Марина позеленела. Глядя на ее костенеющее лицо, сразу ставшие безумными и без того неспокойные глаза, Милка струсила и покорно потянулась к своему поясу…
– Иди, иди, ведьма старая! – крикнула еще вослед хозяйке Рыжая. Пьяная она была очень смелой.
Марина обернулась.
– Ты у меня еще поползаешь, – пообещала она. – Уж ты-то приползешь. – Она глянула на Аленку, и Милка, обернувшись на девушку, заметила ледяной и спокойный взгляд, стрелою летящий к сопернице. Марина, поймав его, вдруг покраснела, как девочка, круто обернулась и пошла легко, упруго всем своим крупным, хищным, хорошо ухоженным телом.

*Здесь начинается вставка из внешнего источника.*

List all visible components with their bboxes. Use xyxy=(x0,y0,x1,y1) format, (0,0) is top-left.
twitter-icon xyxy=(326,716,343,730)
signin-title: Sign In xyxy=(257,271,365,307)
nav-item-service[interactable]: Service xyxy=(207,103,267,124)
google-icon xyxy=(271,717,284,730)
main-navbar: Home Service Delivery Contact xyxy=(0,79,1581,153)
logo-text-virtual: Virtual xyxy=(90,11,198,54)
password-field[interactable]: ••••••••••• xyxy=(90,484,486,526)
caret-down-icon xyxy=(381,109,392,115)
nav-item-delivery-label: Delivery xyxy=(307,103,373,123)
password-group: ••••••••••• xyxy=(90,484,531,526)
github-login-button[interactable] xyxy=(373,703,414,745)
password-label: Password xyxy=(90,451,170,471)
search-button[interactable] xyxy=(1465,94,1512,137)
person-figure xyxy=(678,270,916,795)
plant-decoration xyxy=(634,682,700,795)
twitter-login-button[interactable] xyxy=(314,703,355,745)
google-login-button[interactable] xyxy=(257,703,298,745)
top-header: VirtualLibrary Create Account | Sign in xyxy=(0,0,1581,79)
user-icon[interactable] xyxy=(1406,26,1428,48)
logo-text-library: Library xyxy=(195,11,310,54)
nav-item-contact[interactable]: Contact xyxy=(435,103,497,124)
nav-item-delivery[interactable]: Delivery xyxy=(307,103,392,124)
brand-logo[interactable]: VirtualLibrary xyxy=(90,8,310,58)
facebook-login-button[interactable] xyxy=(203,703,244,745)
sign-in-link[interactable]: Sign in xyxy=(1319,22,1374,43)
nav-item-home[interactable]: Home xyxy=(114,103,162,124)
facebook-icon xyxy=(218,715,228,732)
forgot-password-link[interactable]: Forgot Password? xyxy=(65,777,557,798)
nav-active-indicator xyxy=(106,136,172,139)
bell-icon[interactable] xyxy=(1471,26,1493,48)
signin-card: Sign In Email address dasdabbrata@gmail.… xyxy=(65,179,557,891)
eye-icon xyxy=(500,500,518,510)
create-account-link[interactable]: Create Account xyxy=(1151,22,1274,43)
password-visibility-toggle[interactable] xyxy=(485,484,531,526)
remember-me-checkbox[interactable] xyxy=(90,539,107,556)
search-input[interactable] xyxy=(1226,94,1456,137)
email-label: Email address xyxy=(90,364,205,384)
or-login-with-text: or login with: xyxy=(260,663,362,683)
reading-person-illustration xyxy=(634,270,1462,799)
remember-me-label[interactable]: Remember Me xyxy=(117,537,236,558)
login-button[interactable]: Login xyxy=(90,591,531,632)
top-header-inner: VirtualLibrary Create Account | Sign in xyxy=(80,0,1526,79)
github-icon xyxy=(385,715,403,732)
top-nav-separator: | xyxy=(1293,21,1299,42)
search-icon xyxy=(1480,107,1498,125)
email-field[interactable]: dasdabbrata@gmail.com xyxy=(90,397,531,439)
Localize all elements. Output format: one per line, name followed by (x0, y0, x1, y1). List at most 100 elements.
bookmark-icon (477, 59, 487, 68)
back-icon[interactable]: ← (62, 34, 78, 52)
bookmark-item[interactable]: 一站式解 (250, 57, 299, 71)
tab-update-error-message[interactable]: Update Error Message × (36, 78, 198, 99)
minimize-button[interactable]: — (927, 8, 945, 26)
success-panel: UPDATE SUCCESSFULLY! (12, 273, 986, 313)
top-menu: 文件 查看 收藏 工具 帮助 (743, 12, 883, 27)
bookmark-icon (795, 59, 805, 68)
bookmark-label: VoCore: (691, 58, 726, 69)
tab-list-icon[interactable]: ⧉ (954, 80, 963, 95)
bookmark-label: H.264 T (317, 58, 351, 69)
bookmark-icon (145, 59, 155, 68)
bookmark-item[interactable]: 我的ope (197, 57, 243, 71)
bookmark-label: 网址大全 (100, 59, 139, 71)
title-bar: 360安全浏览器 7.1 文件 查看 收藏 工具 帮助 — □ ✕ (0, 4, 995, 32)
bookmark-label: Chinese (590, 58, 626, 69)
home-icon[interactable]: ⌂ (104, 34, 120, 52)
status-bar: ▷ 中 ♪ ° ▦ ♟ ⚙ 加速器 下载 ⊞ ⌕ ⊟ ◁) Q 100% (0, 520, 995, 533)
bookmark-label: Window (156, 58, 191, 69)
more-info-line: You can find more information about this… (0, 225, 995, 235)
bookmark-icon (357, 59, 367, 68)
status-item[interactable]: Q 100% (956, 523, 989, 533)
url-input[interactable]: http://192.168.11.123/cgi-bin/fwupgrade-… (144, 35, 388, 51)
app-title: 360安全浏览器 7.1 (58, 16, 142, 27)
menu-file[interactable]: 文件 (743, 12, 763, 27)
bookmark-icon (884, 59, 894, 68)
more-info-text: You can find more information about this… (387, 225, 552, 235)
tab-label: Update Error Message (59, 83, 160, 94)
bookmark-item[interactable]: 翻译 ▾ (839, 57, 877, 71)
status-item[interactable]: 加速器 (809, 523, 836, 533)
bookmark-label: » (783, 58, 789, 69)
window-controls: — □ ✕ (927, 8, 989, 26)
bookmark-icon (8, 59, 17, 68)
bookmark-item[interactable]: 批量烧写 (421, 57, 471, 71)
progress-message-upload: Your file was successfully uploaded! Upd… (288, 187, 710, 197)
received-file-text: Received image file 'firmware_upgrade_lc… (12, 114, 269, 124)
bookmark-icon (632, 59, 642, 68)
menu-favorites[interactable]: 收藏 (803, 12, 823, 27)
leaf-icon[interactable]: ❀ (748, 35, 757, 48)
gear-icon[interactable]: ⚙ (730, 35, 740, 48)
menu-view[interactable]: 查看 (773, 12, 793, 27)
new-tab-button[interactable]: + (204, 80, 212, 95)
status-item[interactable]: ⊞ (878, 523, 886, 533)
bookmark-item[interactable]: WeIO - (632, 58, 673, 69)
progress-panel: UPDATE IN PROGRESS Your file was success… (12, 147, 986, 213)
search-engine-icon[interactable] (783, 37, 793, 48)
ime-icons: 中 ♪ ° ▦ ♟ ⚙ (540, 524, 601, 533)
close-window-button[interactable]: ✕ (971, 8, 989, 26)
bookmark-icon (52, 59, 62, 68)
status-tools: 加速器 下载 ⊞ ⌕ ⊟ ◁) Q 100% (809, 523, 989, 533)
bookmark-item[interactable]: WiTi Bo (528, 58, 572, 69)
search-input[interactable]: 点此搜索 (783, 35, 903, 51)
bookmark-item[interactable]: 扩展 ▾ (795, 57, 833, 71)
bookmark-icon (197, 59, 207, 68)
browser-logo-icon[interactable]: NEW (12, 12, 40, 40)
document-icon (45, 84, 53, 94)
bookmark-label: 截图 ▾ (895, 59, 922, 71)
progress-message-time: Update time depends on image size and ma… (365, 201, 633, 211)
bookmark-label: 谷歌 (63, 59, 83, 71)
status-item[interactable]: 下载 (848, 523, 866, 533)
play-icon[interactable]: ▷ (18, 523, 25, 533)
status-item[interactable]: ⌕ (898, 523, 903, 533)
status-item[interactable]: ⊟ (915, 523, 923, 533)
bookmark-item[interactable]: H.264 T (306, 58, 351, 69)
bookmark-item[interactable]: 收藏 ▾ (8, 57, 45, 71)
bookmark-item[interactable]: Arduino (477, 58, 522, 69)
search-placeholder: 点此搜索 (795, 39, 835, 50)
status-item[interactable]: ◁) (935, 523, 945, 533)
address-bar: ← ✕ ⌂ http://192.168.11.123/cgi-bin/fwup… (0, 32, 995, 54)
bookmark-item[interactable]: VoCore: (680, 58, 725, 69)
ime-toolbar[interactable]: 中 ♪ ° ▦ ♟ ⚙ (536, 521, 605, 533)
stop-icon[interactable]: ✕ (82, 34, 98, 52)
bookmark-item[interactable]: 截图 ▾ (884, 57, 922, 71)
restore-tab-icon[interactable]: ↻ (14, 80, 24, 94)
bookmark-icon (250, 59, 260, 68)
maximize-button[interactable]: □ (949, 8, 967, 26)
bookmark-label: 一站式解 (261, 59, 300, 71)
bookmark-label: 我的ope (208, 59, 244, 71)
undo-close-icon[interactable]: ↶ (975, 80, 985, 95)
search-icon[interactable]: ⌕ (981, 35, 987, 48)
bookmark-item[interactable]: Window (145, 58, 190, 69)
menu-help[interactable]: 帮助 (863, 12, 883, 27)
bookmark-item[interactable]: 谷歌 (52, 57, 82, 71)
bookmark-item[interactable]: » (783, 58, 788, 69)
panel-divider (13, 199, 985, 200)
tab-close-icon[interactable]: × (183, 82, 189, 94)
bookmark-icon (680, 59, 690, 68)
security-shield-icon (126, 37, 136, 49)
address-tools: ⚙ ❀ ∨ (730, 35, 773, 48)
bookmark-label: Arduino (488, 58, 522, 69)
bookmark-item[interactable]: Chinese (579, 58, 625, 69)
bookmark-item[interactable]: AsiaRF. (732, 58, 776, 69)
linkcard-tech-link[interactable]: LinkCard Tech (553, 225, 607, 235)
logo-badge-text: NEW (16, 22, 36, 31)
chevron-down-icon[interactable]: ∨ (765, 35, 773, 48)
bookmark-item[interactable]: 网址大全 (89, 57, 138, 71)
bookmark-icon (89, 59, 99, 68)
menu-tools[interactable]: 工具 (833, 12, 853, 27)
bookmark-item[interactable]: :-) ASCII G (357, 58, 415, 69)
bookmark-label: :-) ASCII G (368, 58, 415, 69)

«Ничего себе, тихоня», – подумала Милка об Аленке и заорала на подругу:
– Че ты чужими деньгами распоряжаешься?!
– А не жалей, подруга, заработаем, – отмахнулась Рыжая грязной ладошкой. – Дай-ка мне лучше на шкалик.
– Счас вот, разбежалась! Ты совсем обнаглела!
– А! – по-царски махнула рукою. – Деньги – грязь…
– Что-то ты своей грязью не разбрасываешься, – прорезалась Люська.
– Мое-твое, – Рыжая глубоко втягивала тонкие щеки, затягиваясь дымом, выпускала его нарочито медленно, рисуясь. – Все наше, правда, баб Клань? И потом… – Рыжая выпустила наконец колечко изо рта. – Я всегда стерильно чистая. Как из баньки…
– Видали мы таких чистюль, – зло сказала Люська.
– На чужом горбу, – добавила белая тюлениха. – Счас таких, милая, пол-России.
– Да поболе, кого пол… Поболе, – довершила баба Кланя.
Разговорились бабы. Летом, когда почти через двор Култук дымит коптильнями, а озверевшие от жары горожане прут на Байкал, и нет, почитай, машины, что не остановилась бы и не приобрела байкальского омуля, култучанкам не до разговоров. Успевай считать. Да кричать с горы, чтобы подносили свежий продукт. А сейчас всех делов – следи за соседками да вздыхай о близкой зиме…
С горы спускались две иномарки, и вдали виднелся пегий жигуленок. Бабий строй подтянулся. Все принялись перекладывать омуль, оправлять скатерочки и фартуки, встречать равнодушно этих, равнодушно пролетающих из своей красочно-раскрашенной, как китайский фонарик, позвякивающей и шуршащей зелеными жизни мимо них, пропеченных и проветренных, черных и иссохшихся под сквозными байкальскими ветрами, как символы далекой и чуждой им жизни. Они летели мимо, для отдыха, развлечения, соглядатайства от лишних денег и времени, а у них, поселковых, брошенных правительствами, мужиками, детьми, не было ничего лишнего: ни денег, ни рук, ни времени. Дома их пустели, и время было страшней войны, пережитой полвека назад их матерьми и бабками. Его нужно было перемогать здесь, где народил их по воле Божьей Култук, и дома ждали голодные дети, пьяные мужья, необихоженная скотина. Впереди уже грозно маячила зима. И нужно было думать о дровах, печах, угле, теплой одежде, недостатках сена, картошки… И несть числа подобным думам… Она не только зима, вся жизнь не тетка…
* * *
Совсем распогодилось, когда Клавдия впервые вышла на крыльцо. Она давно отстряпалась и на десять раз протерла любимую мужем щербатую миску и его алюминиевую (железными он не ел) ложку. Печь оттопилась. Старая Степанида высосала беззубым ртом свой утренний сухарик, никак не реагируя на дежурные уговоры поесть, тенью ускользнула в свою боковушку. Прожаренное мясо пришлось стушить, потому что его невозможно было уже подогреть. Картошка остыла. Нарезанное сало солодело, а муж все не шел завтракать. Привычно она ходила от окна к окну, заглядывая то на теплицу, то на стайку, а Георгия не было видать нигде. Обиделся! Уперся к Иванцовым, наверное. Она поставила в шкапчик оставшуюся от тятеньки-покойника старинную чашку, бережно отерев ее чистым посудным полотенчиком. Потом оглядела ревниво-хозяйским взглядом просторную светлую кухню.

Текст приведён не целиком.